Big Profits from Nature-Cyprus

Money invested in protecting nature can bring huge financial returns, according to an expert in environmental and financial markets and investment.

Speaking to , Nick Hanley, Professor of Environmental Economics of the University of Stirling, Scotland said that there was now clear evidence to show that conserving ecosystems such as wetlands and forests was a sound economic investment.

Hanley, who recently visited Nicosia to give a lecture entitled `Is there an economic case for protecting nature`, explained that in order to understand why conserving the environment was guaranteed to bring financial benefits, we must first determine when economic resources have economic value.

“Resources are of economic importance when they are bought and sold in markets, when they contribute to the well-being of humans and when they are useful inputs to the production of other goods and services.”

He explained that because not all of these benefits are valued in markets they do not all have a market value.

“Nature, however, contains stocks of capital resources, such as forests and wetlands which yield a flow of valuable goods and services. For example, ecosystem services such as pollination and flood defences provided by ecosystems are of clear benefit to people.”

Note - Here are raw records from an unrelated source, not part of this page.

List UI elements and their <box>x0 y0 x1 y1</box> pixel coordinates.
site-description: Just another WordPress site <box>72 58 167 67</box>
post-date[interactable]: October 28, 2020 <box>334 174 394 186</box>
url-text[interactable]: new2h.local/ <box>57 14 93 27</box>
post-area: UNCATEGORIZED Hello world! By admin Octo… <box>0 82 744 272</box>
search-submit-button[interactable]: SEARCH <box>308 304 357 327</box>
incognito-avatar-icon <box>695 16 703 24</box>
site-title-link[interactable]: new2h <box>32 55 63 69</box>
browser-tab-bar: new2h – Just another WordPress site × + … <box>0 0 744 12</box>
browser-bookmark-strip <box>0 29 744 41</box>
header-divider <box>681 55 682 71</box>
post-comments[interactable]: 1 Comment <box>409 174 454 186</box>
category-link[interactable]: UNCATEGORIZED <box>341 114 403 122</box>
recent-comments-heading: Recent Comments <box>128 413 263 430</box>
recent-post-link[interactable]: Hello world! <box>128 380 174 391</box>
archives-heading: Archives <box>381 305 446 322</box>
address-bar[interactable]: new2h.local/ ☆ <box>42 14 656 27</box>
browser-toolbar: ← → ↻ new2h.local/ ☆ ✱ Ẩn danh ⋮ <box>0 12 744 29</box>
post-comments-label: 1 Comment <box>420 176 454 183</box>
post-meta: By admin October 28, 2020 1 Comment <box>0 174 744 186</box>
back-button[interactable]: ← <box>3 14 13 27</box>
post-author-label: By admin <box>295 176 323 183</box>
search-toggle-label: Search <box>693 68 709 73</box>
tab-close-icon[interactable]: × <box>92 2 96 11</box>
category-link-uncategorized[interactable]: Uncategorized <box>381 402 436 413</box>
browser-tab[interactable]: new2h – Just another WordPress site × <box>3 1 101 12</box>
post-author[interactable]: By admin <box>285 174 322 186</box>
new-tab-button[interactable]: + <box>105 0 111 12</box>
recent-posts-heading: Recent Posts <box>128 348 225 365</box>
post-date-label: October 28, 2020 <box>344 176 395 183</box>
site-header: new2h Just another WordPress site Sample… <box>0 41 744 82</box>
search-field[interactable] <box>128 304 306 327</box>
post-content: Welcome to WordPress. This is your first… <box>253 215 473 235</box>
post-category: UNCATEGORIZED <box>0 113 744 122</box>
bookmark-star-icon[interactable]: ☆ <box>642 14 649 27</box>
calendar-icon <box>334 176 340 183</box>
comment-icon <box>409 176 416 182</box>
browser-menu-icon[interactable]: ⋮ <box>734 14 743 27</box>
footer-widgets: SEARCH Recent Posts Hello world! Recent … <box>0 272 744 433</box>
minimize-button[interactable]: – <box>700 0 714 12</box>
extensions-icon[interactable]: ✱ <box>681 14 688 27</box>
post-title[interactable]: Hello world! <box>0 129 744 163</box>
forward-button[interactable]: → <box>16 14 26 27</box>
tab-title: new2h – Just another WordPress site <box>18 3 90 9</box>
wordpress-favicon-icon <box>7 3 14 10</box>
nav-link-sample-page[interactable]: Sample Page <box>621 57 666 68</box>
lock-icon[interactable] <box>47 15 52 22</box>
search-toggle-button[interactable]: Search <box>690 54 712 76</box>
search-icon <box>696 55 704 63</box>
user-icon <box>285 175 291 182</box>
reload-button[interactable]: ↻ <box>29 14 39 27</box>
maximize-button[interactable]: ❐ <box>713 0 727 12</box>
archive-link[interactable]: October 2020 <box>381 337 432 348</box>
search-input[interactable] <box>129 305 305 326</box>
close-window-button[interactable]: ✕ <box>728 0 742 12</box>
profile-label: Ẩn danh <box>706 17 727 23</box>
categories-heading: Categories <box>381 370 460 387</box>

He added that some benefits from managing forests show up as market values, such as benefits from timber extraction and sale as well as charcoal.

But many, such as the values of protecting wildlife, values of avoided soil erosion, values of forests for recreaction and education, and values of forests in terms of landscape quality do not.

“There are limits to economic valuation and some ecosystem service benefits lend themselves more successfully to monetary valuation than others,” said Hanley.

He explained that the value of other ecosystem services have been well known for centuries. These include food, fibre and recreational opportunities which are clearly valued and already influence the way we use our land.

According to Hanley, what has been lacking for years is a systematic approach to identifiying and valuing the full range of nature`s services.

He noted that as our understanding of the scale and proximity of the dangers of climate change and loss of biodiversity grows the need to find effective solutions becomes more urgent.

“Since not all benefits from protecting nature are valued by markets, landowners often do not have enough of a financial incentive to decide to conserve nature, rather than develop it. Development can bring market valued benefits, for example when a wetland is drained to allow agricultural production but this means we lose the economic benefits of protecting the wetland.”

He added that the business logic for protecting nature has always been a harder sell than making the case for other initiatives but now governments all over the world are beginning to use new evidence to make economy based decisions.

“There is now enough evidence to prove that protecting nature produces undisputed economic benefits. In the UK this has been happening at an increasing rate for the last 15 years.”

One recent study id the TEEB report, an international initiative to draw attention to the global economic benefits of biodiversity, which provides many examples of the kinds of economic benefits protecting eco-systems can offer.

“Altough many of these ecosystem services are not valued by markets even the slightest changes in any or all of these would have economic costs and benefits and economists have been developing a range of methods for measuring the value in euro of changes in these ecosystem services.”

Concluding, Hanley said conserving nature was guaranteed to lead to real economic benefits.

“In many cases, these benefits seem big enough to make the case for conservation.

A healthy natural environment supplies us with a multitude of life supporting and life enhancing benefits,” said Hanley. “Changes in ecosystem management will produce changes in ecosystem services and we are now in a position to measure the economic values of such changes.

“For the benefits to become widespread conserving nature as well as management of natural resources should become a routine part of government planning.”